Stamp once closed the case, but the U.S. Court of Appeals for the Fourth Circuit ruled that CSX did not miss the statute of limitations when filing the case. Discovery is stayed while Robert Peirce pursues an appeal of that decision to the U.S. Supreme Court.
CSX's complaint said Peirce hid nine fraudulent claims among other lawsuits filed by the law firm in West Virginia.
The complaint noted that radiologist Ray Harron, who was found by a Texas federal judge in 2005 to have created fradulent silica claims, lost his license in 2007. Many of the Peirce firm's diagnoses were made by Harron.
The nine lawsuits were filed and settled from 2000-2006. Stamp ruled the four-year statute began when the Peirce firm began targeting CSX.
Allegations arising out of Peirce's representation of Earl Baylor were found to have been timely made. One of the lawsuits CSX tried to include in its second amended complaint was filed with the Baylor claim.
After the case returned to Stamp, CSX claim handler Greg Howard contacted Donald Wiley, who filed one of the suits CSX planned to add to the complaint. Wiley told Howard that Peirce still represented him, and the conversation ended.
Wiley reported the contact to Peirce, who asked Stamp to prohibit further contacts.
On April 6, the attorney representing the Peirce firm wrote, "To leave the clients in an uncounseled situation in which admissions related to the clients' past, present or future claims could be made would, we submit, be a dereliction of the Peirce Firm's duties and obligations to those clients."
He wrote that CSX must contact clients through the firm, rather than directly.
He wrote that "improper contacts in this case were initiated as part of an investigation with the intention of using the resulting information in litigation in a way which might be detrimental to the improperly contacted person."
The Peirce firm's clients had signed a Power of Attorney Agreement that CSX argues does not prevent it from talking to former clients.

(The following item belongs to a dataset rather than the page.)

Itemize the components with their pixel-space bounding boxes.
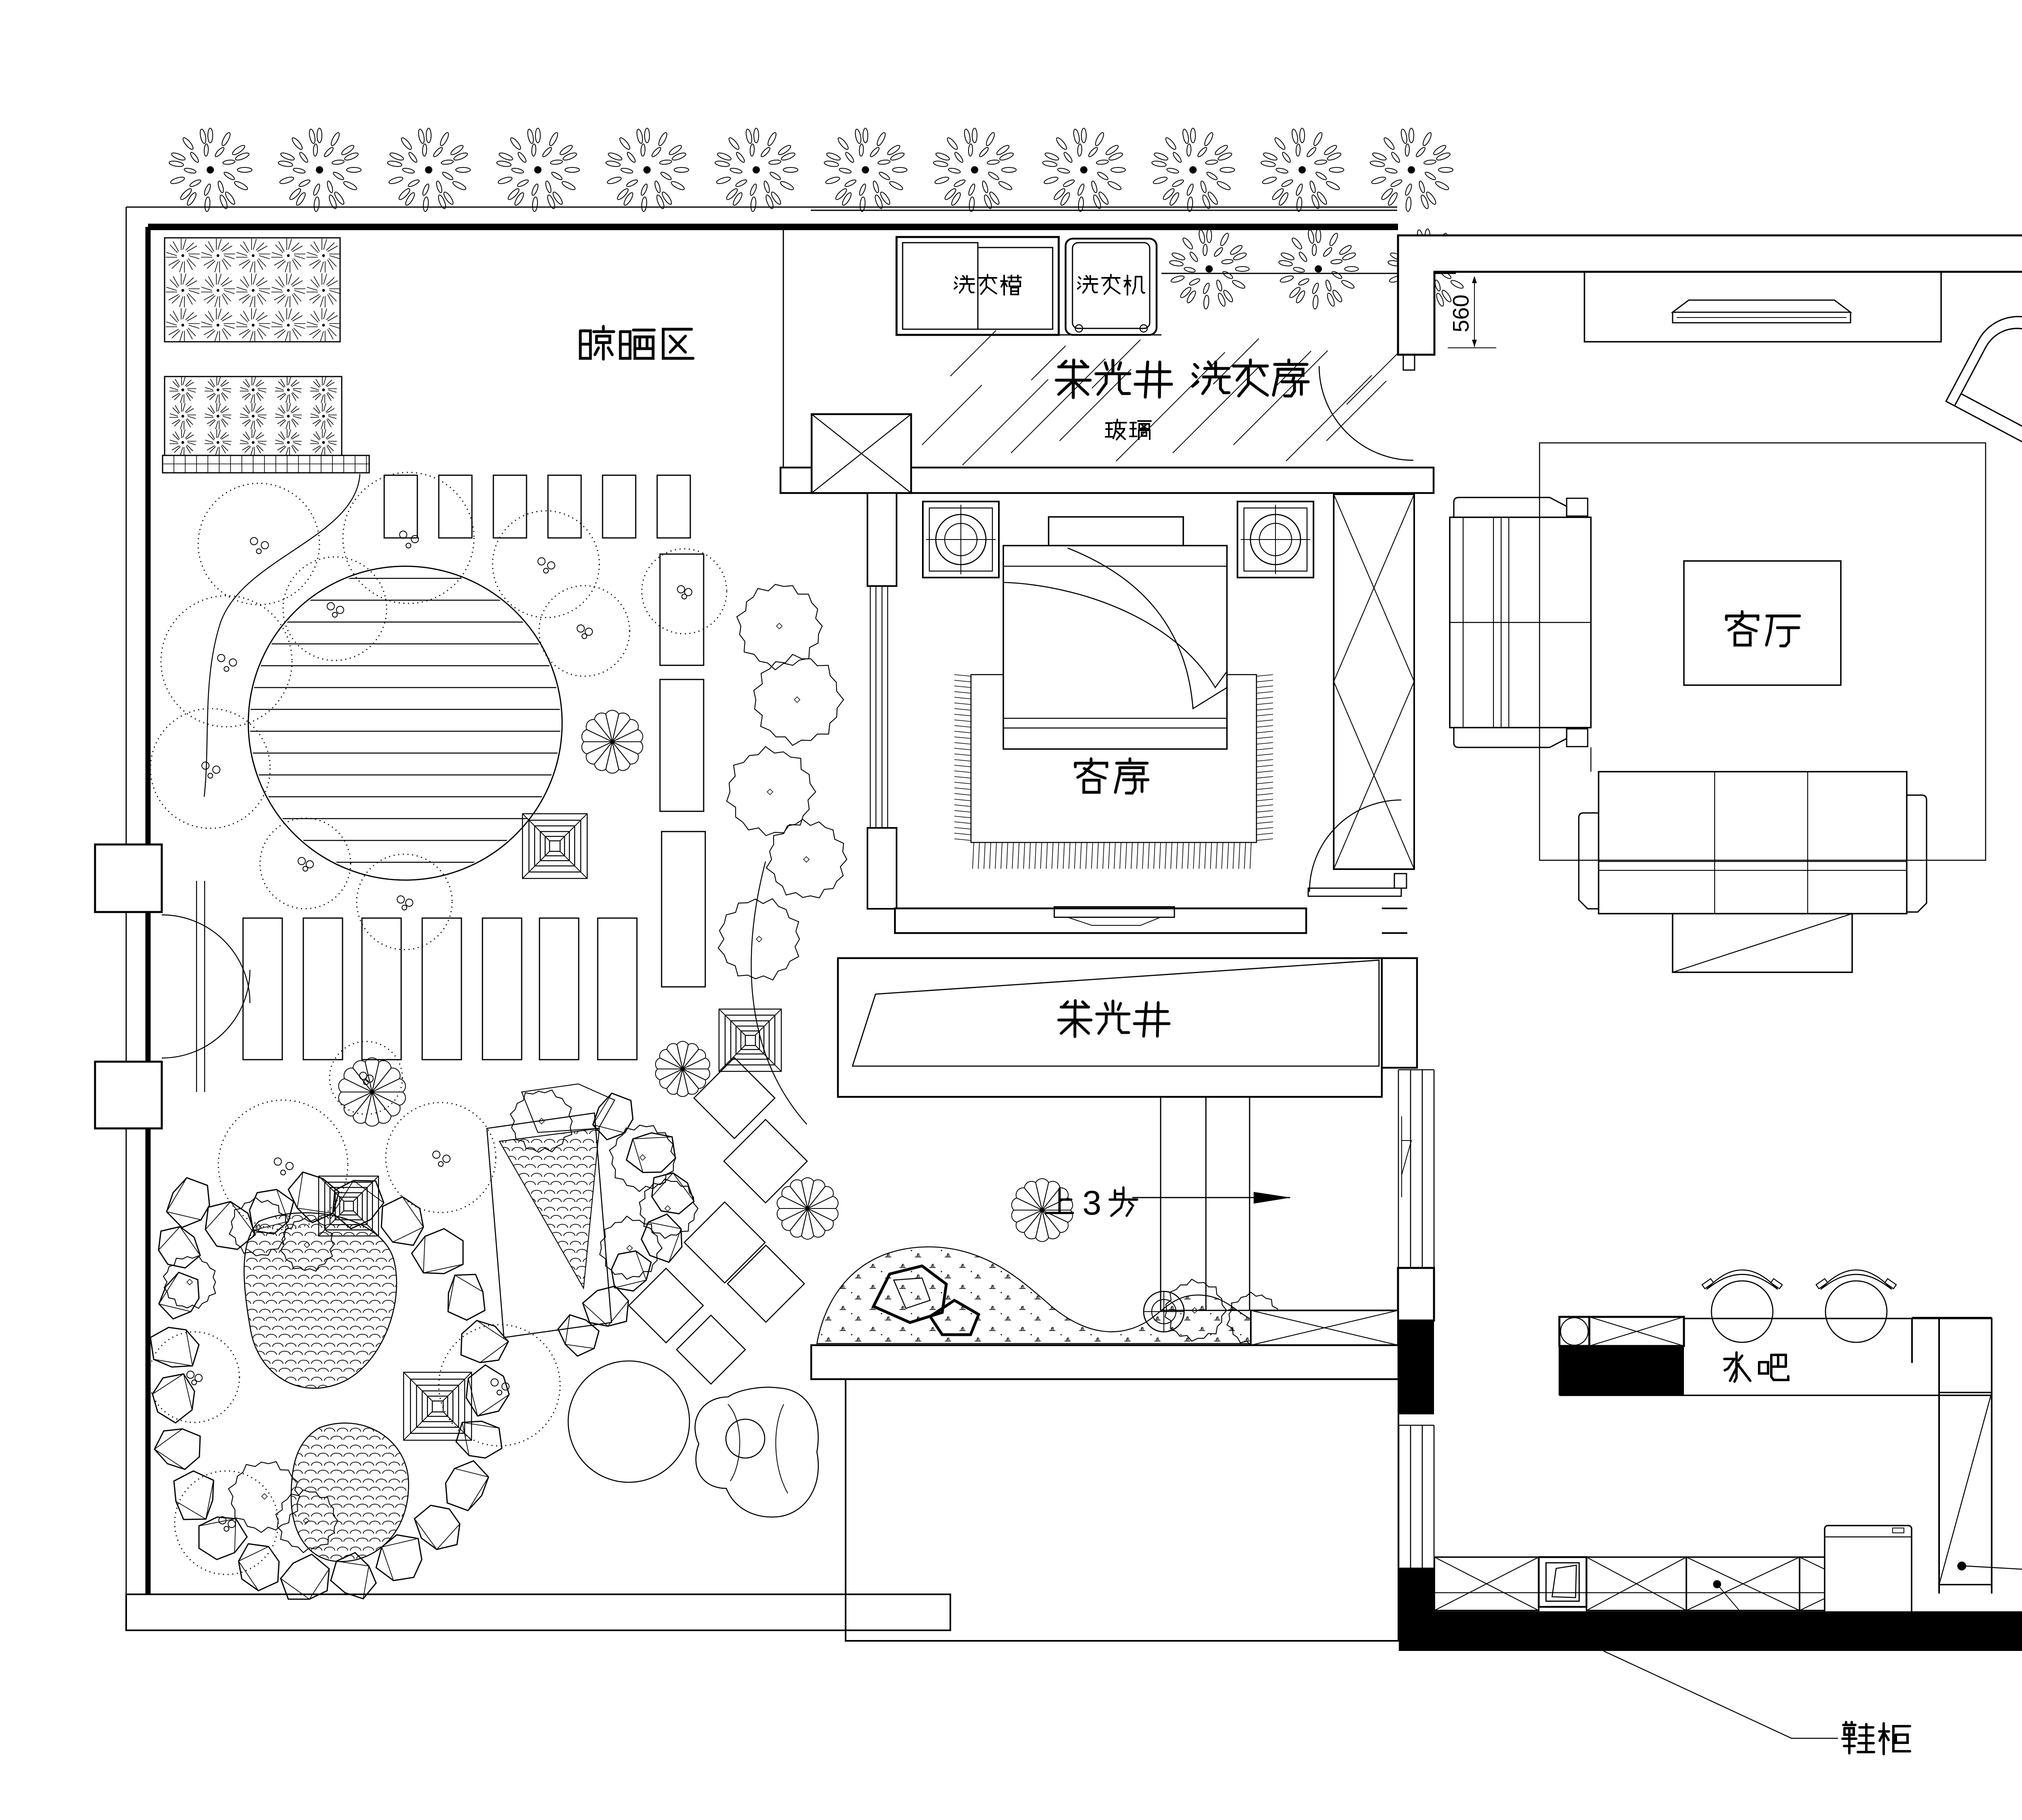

"(C)ontrary to the Lawyer Defendants' demonstrably incorrect assertions, the Peirce firm's representation of asbestos clients is expressly limited to 1) a 'claim for damages... as a result of exposure to asbestos against the railroad,' and 2) 'a claim for damages' against 'defendants and manufacturers of asbestos products' identified by the clients in writing," CSX argues.
"Consequently, when a client's claims against the railroad and all previously identified in writing third-party defendants are resolved, the Peirce firm's representation terminates, the client becomes a formerly represented person and Rule 4.2 poses no bar to communication with that person by CSX.
"And even when the Peirce firm continues to represent a client with respect to claims against third-parties only those claims are, in the Lawyer Defendants' and their counsel's own words, 'separate and distinct' from the clients claim against CSX and 'unrelated to this action.'"
In July, Circuit Judge Arthur Recht ordered the dismissal of 1,400 asbestos claims. He had implemented new rules requiring plaintiffs to certify they were aware of their lawsuits, that their claims were "well-founded in fact" and that they wished to continue pursuing litigation.